Climate change-integrated conservation strategies
Article first published online: 11 DEC 2002
Global Ecology and Biogeography
Volume 11, Issue 6, pages 485–495, November 2002
How to Cite
Hannah, L., Midgley, G. F. and Millar, D. (2002), Climate change-integrated conservation strategies. Global Ecology and Biogeography, 11: 485–495. doi: 10.1046/j.1466-822X.2002.00306.x
- Issue published online: 28 JUN 2008
- Article first published online: 11 DEC 2002
- climate change;
- matrix management;
- protected areas;
- range shifts
Aim Conservation strategies currently include little consideration of climate change. Insights about the biotic impacts of climate change from biogeography and palaeoecology, therefore, have the potential to provide significant improvements in the effectiveness of conservation planning. We suggest a collaboration involving biogeography, ecology and applied conservation. The resulting Climate Change-integrated Conservation Strategies (CCS) apply available tools to respond to the conservation challenges posed by climate change.
Location The focus of this analysis is global, with special reference to high biodiversity areas vulnerable to climate change, particularly tropical montane settings.
Methods Current tools from climatology, biogeography and ecology applicable to conservation planning in response to climate change are reviewed. Conservation challenges posed by climate change are summarized. CCS elements are elaborated that use available tools to respond to these challenges.

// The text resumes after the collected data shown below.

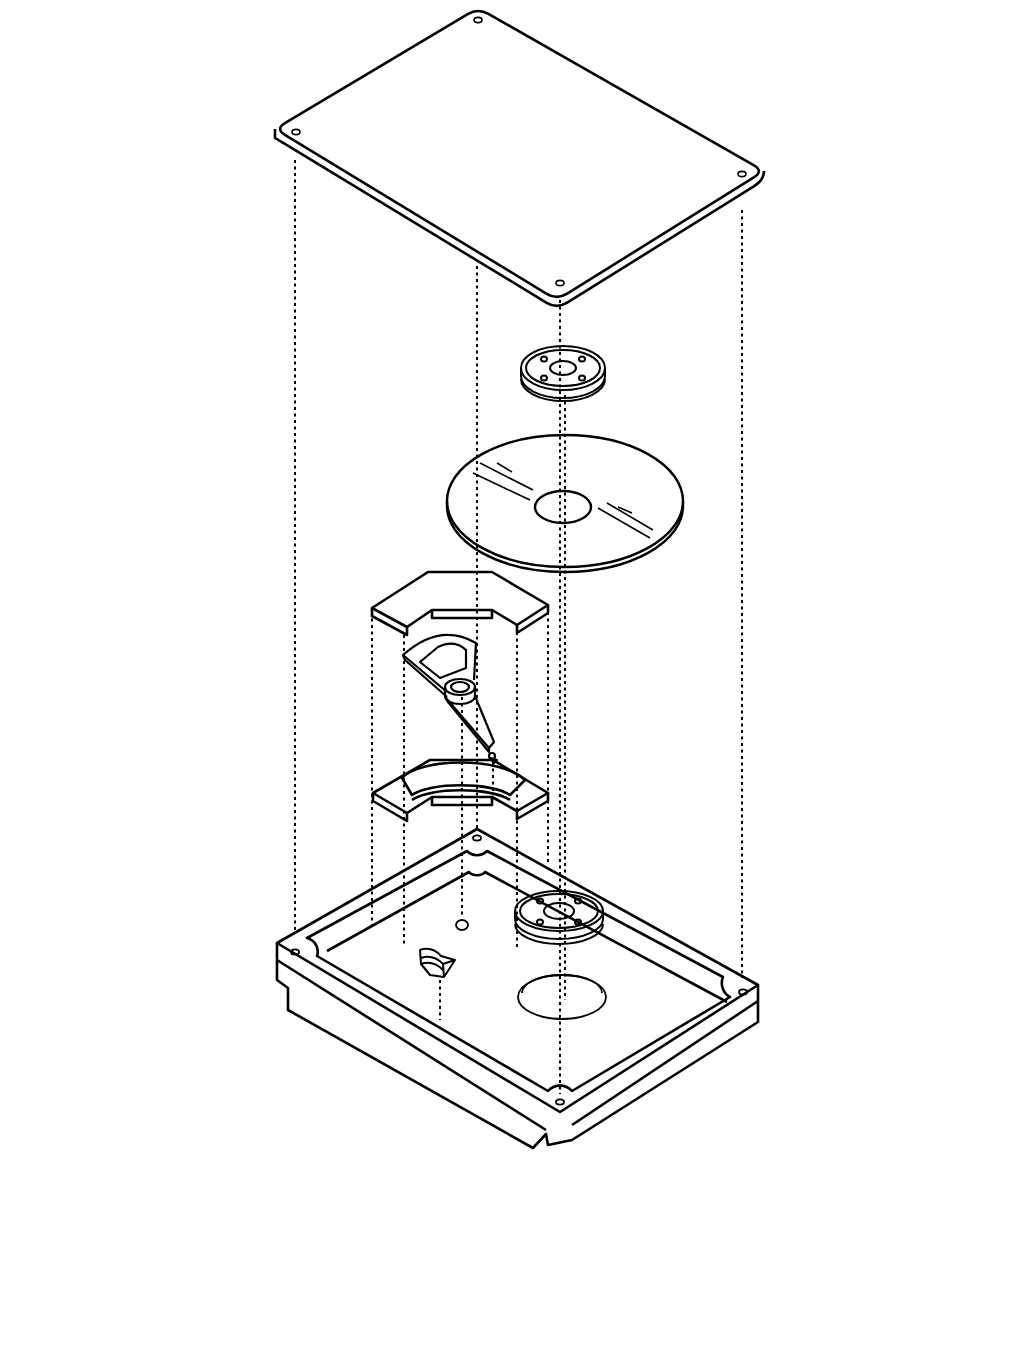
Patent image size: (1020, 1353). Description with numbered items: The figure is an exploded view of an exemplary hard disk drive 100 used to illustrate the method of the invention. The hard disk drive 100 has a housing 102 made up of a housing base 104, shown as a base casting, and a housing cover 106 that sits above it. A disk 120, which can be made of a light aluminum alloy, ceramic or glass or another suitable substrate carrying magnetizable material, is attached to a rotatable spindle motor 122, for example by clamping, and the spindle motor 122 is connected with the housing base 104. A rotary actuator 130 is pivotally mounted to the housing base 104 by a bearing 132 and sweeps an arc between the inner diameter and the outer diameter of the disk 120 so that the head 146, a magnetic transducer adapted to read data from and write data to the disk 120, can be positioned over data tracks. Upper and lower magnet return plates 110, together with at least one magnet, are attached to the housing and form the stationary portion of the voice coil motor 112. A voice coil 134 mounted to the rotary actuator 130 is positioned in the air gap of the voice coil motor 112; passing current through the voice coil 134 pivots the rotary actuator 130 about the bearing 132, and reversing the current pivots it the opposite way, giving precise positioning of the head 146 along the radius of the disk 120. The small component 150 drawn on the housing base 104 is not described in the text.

The hard disk drive 100 is at (797, 488).
The housing 102 is at (230, 166).
The housing base 104 is at (387, 1036).
The housing cover 106 is at (594, 107).
The upper and lower magnet return plates 110 is at (413, 775).
The voice coil motor 112 is at (401, 553).
The disk 120 is at (643, 480).
The spindle motor 122 is at (592, 362).
The rotary actuator 130 is at (522, 674).
The bearing 132 is at (476, 688).
The voice coil 134 is at (412, 668).
The head 146 is at (498, 757).
The latch 150 is at (413, 980).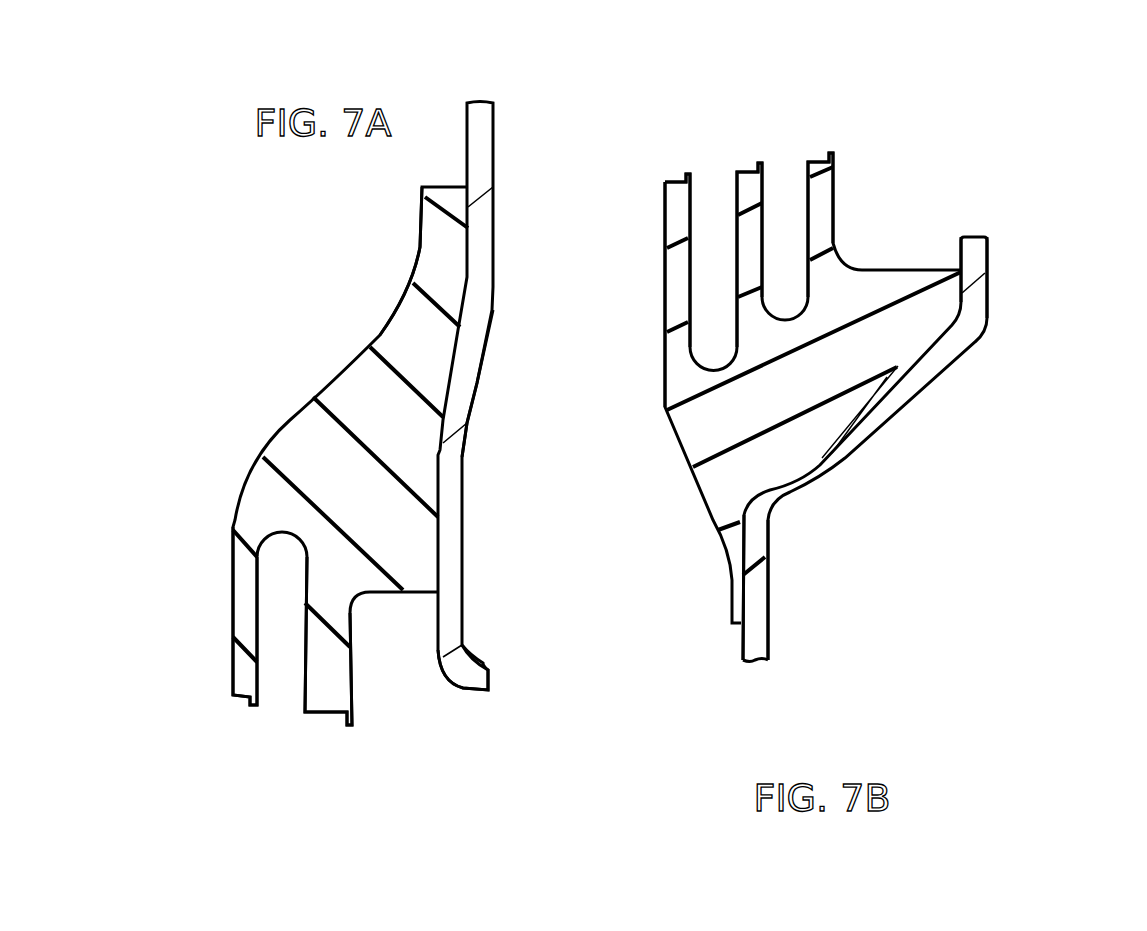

Results Five elements of CCS are described: regional modelling; expanding protected areas; management of the matrix; regional coordination; and transfer of resources. Regional modelling uses regional climate models, biotic response models and sensitivity analysis to identify climate change impacts on biodiversity at a regional scale appropriate for conservation planning. Expansion of protected areas management and systems within the planning region are based on modelling results. Management of the matrix between protected areas provides continuity for processes and species range shifts outside of parks. Regional coordination of park and off-park efforts allows harmonization of conservation goals across provincial and national boundaries. Finally, implementation of these CCS elements in the most biodiverse regions of the world will require technical and financial transfer of resources on a global scale.
Main conclusions Collaboration across disciplines is necessary to plan conservation responses to climate change adequately. Biogeography and ecology provide insights into the effects of climate change on biodiversity that have not yet been fully integrated into conservation biology and applied conservation management. CCS provide a framework in which biogeographers, ecologists and conservation managers can collaborate to address this need. These planning exercises take place on a regional level, driven by regional climate models as well as general circulation models (GCMs), to ensure that regional climate drivers such as land use change and mesoscale topography are adequately represented. Sensitivity analysis can help address the substantial uncertainty inherent in projecting future climates and biodiversity response.